Ernest Zmeták (1919–2004) is considered unique in the history of Slovak art. He experienced modernism, the heroic period of art, and his style derived from that, though he cannot entirely be connected to any ‘ism’. He always respected the classic picture and his artistic predecessors. Thus the exhibition in the Slovak National Gallery, Bratislava, held in March 2011 was entitled The Last Classicist. Zmeták became prominent in Slovak art not only because of his style but also his unusual personality. He is one of the few Slovak artists who did not study painting at the Academy in Prague, but at Budapest’s University of Fine Arts. Zmeták highly respected his teachers, Vilmos Aba-Novák, István Szőnyi and Béla Kontuly – and not only them. The atmosphere of interwar Budapest, Hungarian middle-class life, the galleries, collections and antique shops had a great effect on him and strongly influenced his oeuvre as an artist and his career as a collector. When Zmeták returned to Slovakia in 1943, art historians immediately recognized his characteristics and his connections with Hungarian modernism.

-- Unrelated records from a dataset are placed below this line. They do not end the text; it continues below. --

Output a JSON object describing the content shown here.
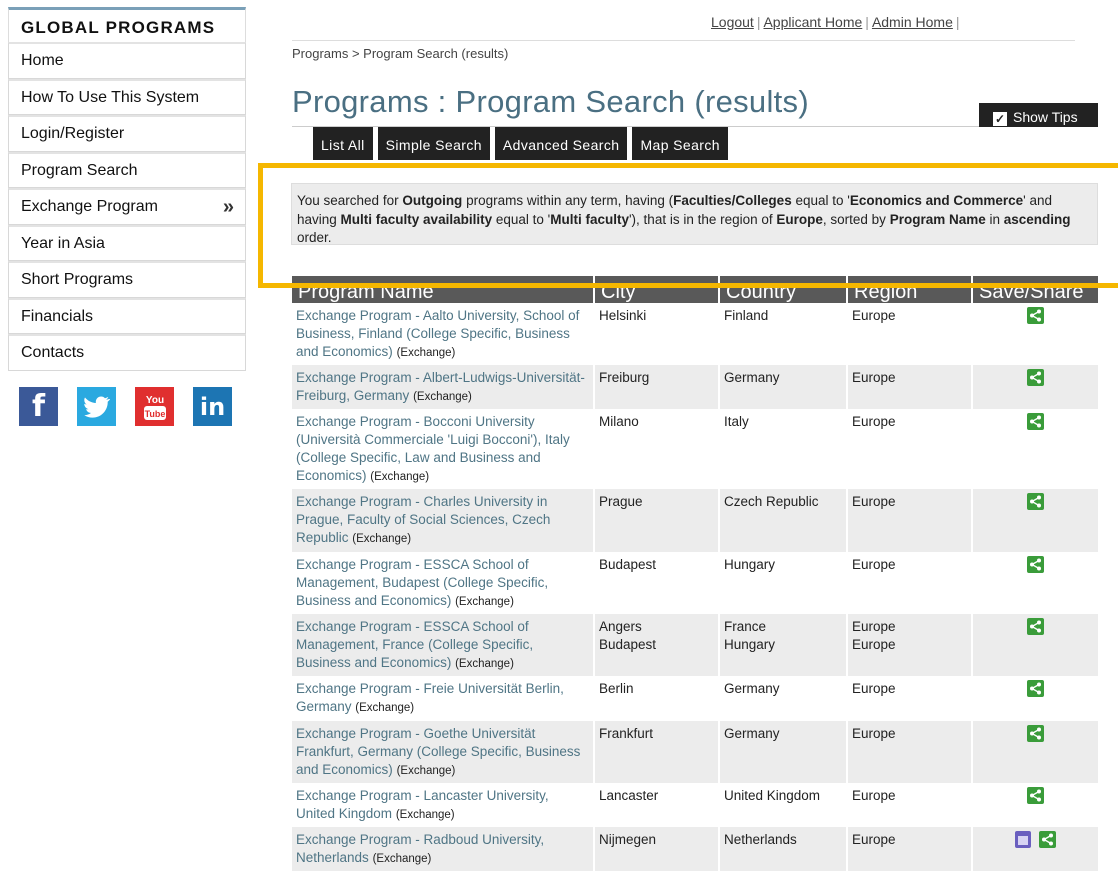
{
  "sidebar": {
    "header": "GLOBAL PROGRAMS",
    "items": [
      {
        "label": "Home"
      },
      {
        "label": "How To Use This System"
      },
      {
        "label": "Login/Register"
      },
      {
        "label": "Program Search"
      },
      {
        "label": "Exchange Program",
        "chevron": "»"
      },
      {
        "label": "Year in Asia"
      },
      {
        "label": "Short Programs"
      },
      {
        "label": "Financials"
      },
      {
        "label": "Contacts"
      }
    ],
    "social": [
      "facebook-icon",
      "twitter-icon",
      "youtube-icon",
      "linkedin-icon"
    ]
  },
  "toplinks": {
    "logout": "Logout",
    "applicant_home": "Applicant Home",
    "admin_home": "Admin Home"
  },
  "breadcrumb": "Programs > Program Search (results)",
  "title": "Programs : Program Search (results)",
  "show_tips": "Show Tips",
  "tabs": [
    "List All",
    "Simple Search",
    "Advanced Search",
    "Map Search"
  ],
  "summary": {
    "t1": "You searched for ",
    "b1": "Outgoing",
    "t2": " programs within any term, having (",
    "b2": "Faculties/Colleges",
    "t3": " equal to '",
    "b3": "Economics and Commerce",
    "t4": "' and having ",
    "b4": "Multi faculty availability",
    "t5": " equal to '",
    "b5": "Multi faculty",
    "t6": "'), that is in the region of ",
    "b6": "Europe",
    "t7": ", sorted by ",
    "b7": "Program Name",
    "t8": " in ",
    "b8": "ascending",
    "t9": " order."
  },
  "table": {
    "headers": [
      "Program Name",
      "City",
      "Country",
      "Region",
      "Save/Share"
    ],
    "rows": [
      {
        "name": "Exchange Program - Aalto University, School of Business, Finland (College Specific, Business and Economics)",
        "type": "(Exchange)",
        "city": "Helsinki",
        "country": "Finland",
        "region": "Europe"
      },
      {
        "name": "Exchange Program - Albert-Ludwigs-Universität-Freiburg, Germany",
        "type": "(Exchange)",
        "city": "Freiburg",
        "country": "Germany",
        "region": "Europe"
      },
      {
        "name": "Exchange Program - Bocconi University (Università Commerciale 'Luigi Bocconi'), Italy (College Specific, Law and Business and Economics)",
        "type": "(Exchange)",
        "city": "Milano",
        "country": "Italy",
        "region": "Europe"
      },
      {
        "name": "Exchange Program - Charles University in Prague, Faculty of Social Sciences, Czech Republic",
        "type": "(Exchange)",
        "city": "Prague",
        "country": "Czech Republic",
        "region": "Europe"
      },
      {
        "name": "Exchange Program - ESSCA School of Management, Budapest (College Specific, Business and Economics)",
        "type": "(Exchange)",
        "city": "Budapest",
        "country": "Hungary",
        "region": "Europe"
      },
      {
        "name": "Exchange Program - ESSCA School of Management, France (College Specific, Business and Economics)",
        "type": "(Exchange)",
        "city": "Angers\nBudapest",
        "country": "France\nHungary",
        "region": "Europe\nEurope"
      },
      {
        "name": "Exchange Program - Freie Universität Berlin, Germany",
        "type": "(Exchange)",
        "city": "Berlin",
        "country": "Germany",
        "region": "Europe"
      },
      {
        "name": "Exchange Program - Goethe Universität Frankfurt, Germany (College Specific, Business and Economics)",
        "type": "(Exchange)",
        "city": "Frankfurt",
        "country": "Germany",
        "region": "Europe"
      },
      {
        "name": "Exchange Program - Lancaster University, United Kingdom",
        "type": "(Exchange)",
        "city": "Lancaster",
        "country": "United Kingdom",
        "region": "Europe"
      },
      {
        "name": "Exchange Program - Radboud University, Netherlands",
        "type": "(Exchange)",
        "city": "Nijmegen",
        "country": "Netherlands",
        "region": "Europe",
        "calendar": true
      }
    ]
  }
}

Slovak art gained an artist who already had his own perspective in the early 40s, an individual view of the world coupled with radical ideas that sometimes evoked disputes. He devoted a significant part of his oeuvre to Italy, paying homage to Aba-Novák, antiquity and old masters. The Czechoslovak state made it possible for him as a patron and the actual founder of the gallery in Nové Zámky to travel to Italy several times a year. Last year’s exhibition in Bratislava was the first to present Zmeták the private collector. The exhibition planned for Szentendre’s ArtMill in spring 2013 will provide a good opportunity to acknowledge Ernest Zmeták.